The luminous flux values compare very favorably with competing devices in the market. For example, at a forward current of 700 mA, the white Luxeon III Lambertian emitter from Lumileds has a minimum flux of 60 lm and a typical value of 65 lm, according to the datasheet. The typical flux is 80 lm at 1000 mA.
The one-watt white XLamp is rated at 45 lm, roughly half the new 3-watt version, but Hiller says that the 3-watt product is less than twice the price of the one-watt (obviously pricing is strongly dependent on volume). This means that the "dollars per lumen" figure for the 3-watt XLamp represents an improvement over the one-watt product.
"Pricing depends on volume but using list pricing the XLamp 3 7090 provides at least a 20 percent increase in lumens per dollar," says Hiller. "Our customers are telling us that Cree offers a very competitive price point in terms of dollars per lumen."
Cree says that it has seen "significant market demand" for a 3-watt product, although one-watt devices are running in much higher volumes at the moment.
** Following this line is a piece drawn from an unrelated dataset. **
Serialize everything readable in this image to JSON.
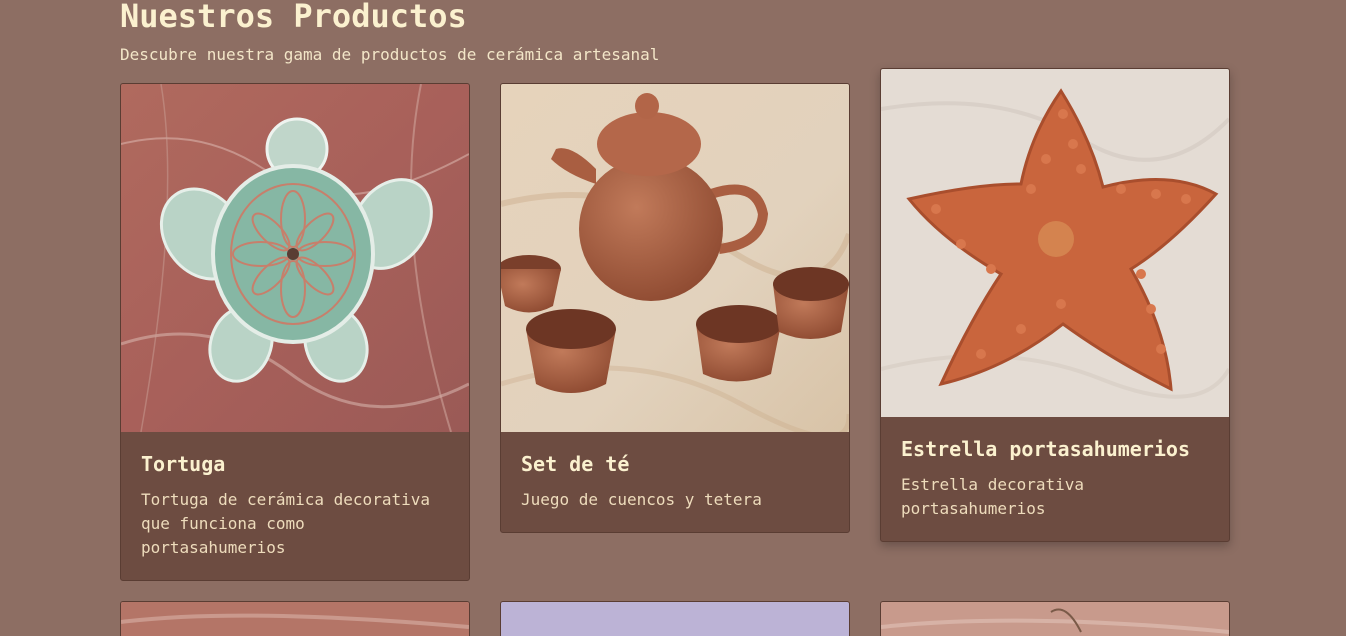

For some special applications, such as flashlights, there is demand for the extra luminous flux provided by three-watt devices.
In fact, Cree has already announced its first design for the white XLamp 3, which will be incorporated into Cyberlux's new RelyOn portable work and emergency light. "Based on the new 3-watt XLamp LED, Cyberlux's new RelyOn portable emergency light achieves more than 60 hours of operational spot and flood lighting," said Mark Schmidt, Cyberlux president and COO. "Cyberlux is developing a broad range of products based on Cree's XLamp LEDs for emergency, task and large scale lighting applications."
Hiller says that Cree has no immediate plans to develop higher-power devices. "Other companies are offering 5W devices and above, but at this point we don't see the demand. We are heavily market driven, so we won't announce a new product unless there is market pull-through."
The XLamp package, which is reflow solderable, has a thermal resistance from the LED junction to the solder point of 17 °C/W. A low value of thermal resistance is vitally important for maintaining a low junction temperature within the LED chip. Equally, the end product must be designed so that the thermal resistance from the solder point to ambient is kept to a minimum.
The XLamp has an electrically neutral thermal path, which means that the anode and the cathode are separate both from each other and from the area which is used to connect the package to the PCB. This provides more freedom in the design of the electrical circuits to drive the LEDs and also the choice of materials.
Hiller says that Cree is not quoting mean-time-to-failure (MTTF) data at the moment. "We are currently performing various standard and long-term life tests," he says, "and we are preparing an application note which will cover both 1- and 3-watt devices."